Le Projet de loi 96 stipule que les contrats de travail composés de clauses-types et les contrats de travail qui constituent des contrats d’adhésion rédigés dans une langue autre que le français ne sont pas contraignants pour les employés, sauf si ces deux types de contrats sont d’abord présentés au candidat en leur version française et que le candidat exprime sa volonté de s’assujettir au contrat en une langue autre que le français. Par conséquent, les employeurs seront tenus d’offrir aux employés québécois un contrat de travail rédigé en français en tout premier lieu. À la différence du passé, ce changement aura pour effet d’interdire aux employeurs de fournir simplement aux employés québécois un contrat de travail standard rédigé dans une autre langue que le français, comportant une clause de « choix de langue » leur permettant de choisir expressément de conclure leur contrat dans une autre langue que le français. Toutefois, cette règle ne s’appliquera pas aux contrats de travail négociés individuellement lesquels peuvent être rédigés exclusivement dans une autre langue que le français à la demande expresse des parties.

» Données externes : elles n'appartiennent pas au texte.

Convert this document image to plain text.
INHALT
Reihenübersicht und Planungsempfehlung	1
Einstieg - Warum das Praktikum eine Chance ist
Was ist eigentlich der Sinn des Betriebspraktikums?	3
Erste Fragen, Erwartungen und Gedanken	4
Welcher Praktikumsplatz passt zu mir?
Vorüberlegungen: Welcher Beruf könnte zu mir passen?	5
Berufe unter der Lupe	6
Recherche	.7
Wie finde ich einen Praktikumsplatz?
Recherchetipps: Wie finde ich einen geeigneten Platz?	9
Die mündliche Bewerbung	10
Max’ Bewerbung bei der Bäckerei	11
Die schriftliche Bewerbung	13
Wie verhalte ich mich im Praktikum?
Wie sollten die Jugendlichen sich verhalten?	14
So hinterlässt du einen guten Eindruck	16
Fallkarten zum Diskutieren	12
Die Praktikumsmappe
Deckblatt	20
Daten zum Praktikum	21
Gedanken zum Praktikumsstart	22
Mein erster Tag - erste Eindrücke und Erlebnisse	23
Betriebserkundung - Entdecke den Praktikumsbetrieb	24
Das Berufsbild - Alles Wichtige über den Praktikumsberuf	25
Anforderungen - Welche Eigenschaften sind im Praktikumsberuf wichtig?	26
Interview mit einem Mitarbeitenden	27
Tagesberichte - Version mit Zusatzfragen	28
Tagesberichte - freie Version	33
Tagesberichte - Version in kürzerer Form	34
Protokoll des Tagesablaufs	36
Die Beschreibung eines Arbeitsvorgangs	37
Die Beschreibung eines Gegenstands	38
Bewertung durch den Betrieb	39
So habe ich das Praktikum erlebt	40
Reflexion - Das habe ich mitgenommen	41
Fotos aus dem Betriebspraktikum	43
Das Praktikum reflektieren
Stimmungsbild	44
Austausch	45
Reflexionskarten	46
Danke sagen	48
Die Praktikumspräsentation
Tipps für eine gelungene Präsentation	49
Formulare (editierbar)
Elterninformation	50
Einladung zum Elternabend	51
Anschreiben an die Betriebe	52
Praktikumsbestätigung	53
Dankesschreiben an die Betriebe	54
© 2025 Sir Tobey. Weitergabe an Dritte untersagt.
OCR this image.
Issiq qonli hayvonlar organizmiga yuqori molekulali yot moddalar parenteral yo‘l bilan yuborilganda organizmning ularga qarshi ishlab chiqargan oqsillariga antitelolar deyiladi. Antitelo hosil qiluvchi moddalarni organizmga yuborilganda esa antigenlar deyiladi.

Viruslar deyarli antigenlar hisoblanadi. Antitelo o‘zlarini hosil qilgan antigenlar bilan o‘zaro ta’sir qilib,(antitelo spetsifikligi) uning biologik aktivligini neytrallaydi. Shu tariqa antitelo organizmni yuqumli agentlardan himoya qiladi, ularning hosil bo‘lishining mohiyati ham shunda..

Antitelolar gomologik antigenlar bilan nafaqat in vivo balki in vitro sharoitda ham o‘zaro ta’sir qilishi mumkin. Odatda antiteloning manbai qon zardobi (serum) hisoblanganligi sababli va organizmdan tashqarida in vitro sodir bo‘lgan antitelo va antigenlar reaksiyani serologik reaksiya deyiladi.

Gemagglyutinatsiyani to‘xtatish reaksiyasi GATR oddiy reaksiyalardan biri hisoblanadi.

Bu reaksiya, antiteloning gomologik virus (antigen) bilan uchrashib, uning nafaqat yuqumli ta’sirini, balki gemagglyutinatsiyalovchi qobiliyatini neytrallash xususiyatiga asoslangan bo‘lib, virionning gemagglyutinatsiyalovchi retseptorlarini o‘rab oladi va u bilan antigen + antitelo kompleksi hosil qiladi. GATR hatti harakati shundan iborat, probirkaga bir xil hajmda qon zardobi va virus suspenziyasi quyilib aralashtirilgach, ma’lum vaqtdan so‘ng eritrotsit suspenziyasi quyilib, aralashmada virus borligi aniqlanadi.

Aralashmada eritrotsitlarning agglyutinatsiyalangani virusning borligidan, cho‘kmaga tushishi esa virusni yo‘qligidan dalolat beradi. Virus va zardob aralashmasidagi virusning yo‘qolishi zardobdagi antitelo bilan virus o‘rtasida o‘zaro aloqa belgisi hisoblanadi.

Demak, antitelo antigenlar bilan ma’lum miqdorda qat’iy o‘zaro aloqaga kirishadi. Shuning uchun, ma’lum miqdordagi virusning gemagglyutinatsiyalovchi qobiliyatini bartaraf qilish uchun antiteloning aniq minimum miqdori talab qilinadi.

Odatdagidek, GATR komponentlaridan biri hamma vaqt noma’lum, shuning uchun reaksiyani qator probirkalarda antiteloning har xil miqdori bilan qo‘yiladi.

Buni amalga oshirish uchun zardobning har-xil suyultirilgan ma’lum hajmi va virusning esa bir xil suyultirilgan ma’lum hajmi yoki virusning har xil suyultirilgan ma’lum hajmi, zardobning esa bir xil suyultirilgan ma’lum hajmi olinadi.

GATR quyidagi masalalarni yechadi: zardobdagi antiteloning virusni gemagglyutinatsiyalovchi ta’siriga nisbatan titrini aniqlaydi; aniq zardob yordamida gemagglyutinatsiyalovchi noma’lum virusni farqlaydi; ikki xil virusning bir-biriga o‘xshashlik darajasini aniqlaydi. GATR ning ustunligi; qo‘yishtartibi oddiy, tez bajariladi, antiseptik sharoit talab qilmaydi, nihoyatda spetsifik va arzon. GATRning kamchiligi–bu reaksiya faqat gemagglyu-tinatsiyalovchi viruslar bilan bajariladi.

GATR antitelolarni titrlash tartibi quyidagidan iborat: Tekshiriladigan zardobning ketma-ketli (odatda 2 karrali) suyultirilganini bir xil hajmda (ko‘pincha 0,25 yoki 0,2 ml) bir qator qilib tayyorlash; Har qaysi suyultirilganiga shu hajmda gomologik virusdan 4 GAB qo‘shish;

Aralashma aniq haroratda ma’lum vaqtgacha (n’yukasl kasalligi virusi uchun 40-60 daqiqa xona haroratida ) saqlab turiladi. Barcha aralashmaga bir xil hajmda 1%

En ce qui concerne le processus d’embauche, le Projet de loi 96 régit strictement l’exigence de la connaissance d’une langue autre que le français. En règle générale, l’interdiction d’exiger la connaissance d’une langue autre que le français comme condition d’emploi reste en vigueur, à moins que la nature des fonctions de l’emploi n’exige spécifiquement cette connaissance. Cependant, dans les cas où un emploi exigeait effectivement la connaissance d’une langue autre que le français, le Projet de loi 96 oblige les employeurs à prendre tous les moyens raisonnables pour éviter une telle exigence. Par conséquent, pour qu’un employeur puisse exiger la connaissance d’une langue autre que le français, il est tenu de démontrer:
Ces critères s’appliquent également aux employés qui sont promus ou mutés au sein d’une entreprise.
Le Projet de loi 96 exige que les employeurs annonçant une offre d’emploi dans une langue autre que le français annoncent simultanément l’offre d’emploi en français, en utilisant des moyens de transmission de même nature et atteignant un public cible d’une taille proportionnellement comparable.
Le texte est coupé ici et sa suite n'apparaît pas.